The Bank of England’s Monetary Policy Committee has opted to raise interest rates at its fourth successive meeting – the first time it has done this since becoming independent 25 years ago – and marked up the scale of Britain’s cost of living crisis by forecasting double-digit inflation and a £1,200 income squeeze, the Resolution Foundation said today (Thursday) in response to the Bank’s latest Monetary Policy Report (MPR).

The Foundation notes that the decision to raise to interest rates to 1 per cent is significant as it is the fourth successive rate rise, and bring rates back to levels not seen since the financial crisis.

The immediate direct impact of today’s rate rise is likely to muted – saving rates remain historically low, while less than one-in-ten households are on variable rate mortgages (due to falling home ownership, and increased take-up of fixed-rate mortgages) and will therefore see their monthly payments increase straight away.

In contrast, all households will be affected by the Bank’s updated economic outlook, which includes double-digit inflation later this year, peaking at 10.25 per cent – the first time the UK will have experienced such high inflation in 40 years.

This higher inflation outlook, coupled with weaker GDP growth, mean that the Bank is now forecasting Real Household Labour Income (RHLI) to fall by 3.25 per cent this year. This is equivalent to an income fall of around £1,200 for the average household, says the Foundation.

The scale of that income fall, and the slowing of the economy that will follow, mean the Bank does not think the scale of interest rate rises currently expected by markets will be required to bring inflation back to target, says the Foundation.

James Smith, Research Director at the Resolution Foundation, said:

“The decision to raise interest rates today is important in the Bank’s fight to stop high inflation becoming entrenched. It will have relatively little immediate impact on households in the short term, although in time the intention is for unemployment to rise.
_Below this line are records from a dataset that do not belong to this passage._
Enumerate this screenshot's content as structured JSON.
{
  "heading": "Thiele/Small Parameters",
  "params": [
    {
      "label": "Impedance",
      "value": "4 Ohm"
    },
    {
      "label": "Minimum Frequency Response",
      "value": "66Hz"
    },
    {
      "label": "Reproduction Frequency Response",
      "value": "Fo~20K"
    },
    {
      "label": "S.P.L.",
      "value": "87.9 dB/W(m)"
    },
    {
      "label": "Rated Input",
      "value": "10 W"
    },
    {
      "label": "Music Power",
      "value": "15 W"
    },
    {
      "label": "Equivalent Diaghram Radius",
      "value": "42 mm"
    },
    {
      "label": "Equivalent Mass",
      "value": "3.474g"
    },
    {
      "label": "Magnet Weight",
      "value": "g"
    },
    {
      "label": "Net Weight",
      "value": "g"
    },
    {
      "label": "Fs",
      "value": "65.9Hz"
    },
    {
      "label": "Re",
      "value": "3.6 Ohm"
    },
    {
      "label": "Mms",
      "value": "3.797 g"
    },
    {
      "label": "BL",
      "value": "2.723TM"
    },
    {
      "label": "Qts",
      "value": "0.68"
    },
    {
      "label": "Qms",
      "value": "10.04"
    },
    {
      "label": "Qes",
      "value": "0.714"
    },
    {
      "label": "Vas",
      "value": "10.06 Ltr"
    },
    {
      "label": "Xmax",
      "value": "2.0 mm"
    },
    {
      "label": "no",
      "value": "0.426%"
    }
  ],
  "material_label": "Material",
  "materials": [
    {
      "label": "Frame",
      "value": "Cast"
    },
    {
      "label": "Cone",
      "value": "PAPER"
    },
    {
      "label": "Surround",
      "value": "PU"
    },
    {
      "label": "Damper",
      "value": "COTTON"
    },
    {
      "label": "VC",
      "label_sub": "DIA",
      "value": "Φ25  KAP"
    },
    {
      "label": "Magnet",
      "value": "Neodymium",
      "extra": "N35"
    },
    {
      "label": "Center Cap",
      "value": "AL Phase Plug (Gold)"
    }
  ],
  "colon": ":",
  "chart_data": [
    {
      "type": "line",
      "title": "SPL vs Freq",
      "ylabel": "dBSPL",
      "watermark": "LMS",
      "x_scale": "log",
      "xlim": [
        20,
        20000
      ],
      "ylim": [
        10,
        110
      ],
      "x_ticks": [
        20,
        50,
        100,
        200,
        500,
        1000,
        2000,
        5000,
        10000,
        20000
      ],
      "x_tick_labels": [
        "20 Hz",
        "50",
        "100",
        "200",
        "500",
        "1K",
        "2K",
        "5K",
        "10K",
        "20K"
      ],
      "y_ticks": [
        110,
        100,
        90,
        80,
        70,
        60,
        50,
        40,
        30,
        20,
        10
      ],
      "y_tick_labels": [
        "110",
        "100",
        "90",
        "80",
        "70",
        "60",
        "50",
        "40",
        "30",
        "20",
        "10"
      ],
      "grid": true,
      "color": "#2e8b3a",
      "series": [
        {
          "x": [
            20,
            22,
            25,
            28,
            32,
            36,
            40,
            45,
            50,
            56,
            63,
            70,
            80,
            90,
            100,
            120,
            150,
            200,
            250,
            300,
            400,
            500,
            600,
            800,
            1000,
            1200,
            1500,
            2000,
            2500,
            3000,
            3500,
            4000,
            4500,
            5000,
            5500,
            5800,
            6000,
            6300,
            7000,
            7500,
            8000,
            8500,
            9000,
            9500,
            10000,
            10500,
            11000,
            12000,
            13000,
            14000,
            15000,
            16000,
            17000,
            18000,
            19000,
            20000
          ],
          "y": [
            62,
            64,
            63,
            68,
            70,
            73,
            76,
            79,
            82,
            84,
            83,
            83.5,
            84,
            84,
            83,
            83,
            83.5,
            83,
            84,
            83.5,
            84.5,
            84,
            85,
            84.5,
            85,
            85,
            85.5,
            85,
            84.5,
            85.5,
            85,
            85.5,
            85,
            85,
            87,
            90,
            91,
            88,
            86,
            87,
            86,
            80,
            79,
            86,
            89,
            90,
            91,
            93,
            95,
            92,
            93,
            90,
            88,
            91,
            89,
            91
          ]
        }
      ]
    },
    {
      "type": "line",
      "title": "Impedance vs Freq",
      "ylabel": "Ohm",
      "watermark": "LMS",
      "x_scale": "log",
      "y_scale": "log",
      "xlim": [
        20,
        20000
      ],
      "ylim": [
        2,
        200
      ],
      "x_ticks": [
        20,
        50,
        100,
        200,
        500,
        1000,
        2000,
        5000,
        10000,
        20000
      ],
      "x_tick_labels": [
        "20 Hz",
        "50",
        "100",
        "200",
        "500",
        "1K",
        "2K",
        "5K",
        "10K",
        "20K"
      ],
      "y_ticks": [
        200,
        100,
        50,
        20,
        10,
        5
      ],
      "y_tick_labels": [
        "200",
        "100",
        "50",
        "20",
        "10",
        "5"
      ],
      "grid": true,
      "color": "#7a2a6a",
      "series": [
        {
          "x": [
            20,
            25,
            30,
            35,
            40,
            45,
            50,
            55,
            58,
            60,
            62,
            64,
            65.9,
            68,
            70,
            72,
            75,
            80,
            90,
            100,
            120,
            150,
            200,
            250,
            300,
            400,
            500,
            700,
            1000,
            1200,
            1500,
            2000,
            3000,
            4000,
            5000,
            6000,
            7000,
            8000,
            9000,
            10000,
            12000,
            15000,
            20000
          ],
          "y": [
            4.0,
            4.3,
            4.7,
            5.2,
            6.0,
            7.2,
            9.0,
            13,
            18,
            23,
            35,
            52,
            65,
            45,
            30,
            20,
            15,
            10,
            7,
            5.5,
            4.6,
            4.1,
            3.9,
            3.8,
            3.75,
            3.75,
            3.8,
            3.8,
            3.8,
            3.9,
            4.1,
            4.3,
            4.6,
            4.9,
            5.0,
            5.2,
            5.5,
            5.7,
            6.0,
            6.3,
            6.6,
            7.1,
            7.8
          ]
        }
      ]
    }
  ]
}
“Of more interest will be the pace and scale of future interest rate rises as the Bank of England – along with other central Banks – seek to tame inflation without inducing a recession. Here the Bank of England is clearly signalling that markets should calm down in terms of how rates might go – arguing that current market expectations would see unemployment rising for the next three years, and inflation undershooting their 2 per cent target.

“But if few households will feel a small interest rate rise immediately, everyone will be affected by the return of double-digit inflation as the Bank are now forecasting. This will further tighten Britain’s cost of living crisis, with families facing an average income loss of around £1,200 this year.

“This awful outlook for living standards may make monetary policy decisions harder, but it makes fiscal policy decisions far easier. The Government can’t shield us all from the pain of rising energy costs, but can and must provide more targeted support for the low-and-middle income households worst affected by this cost of living crisis.”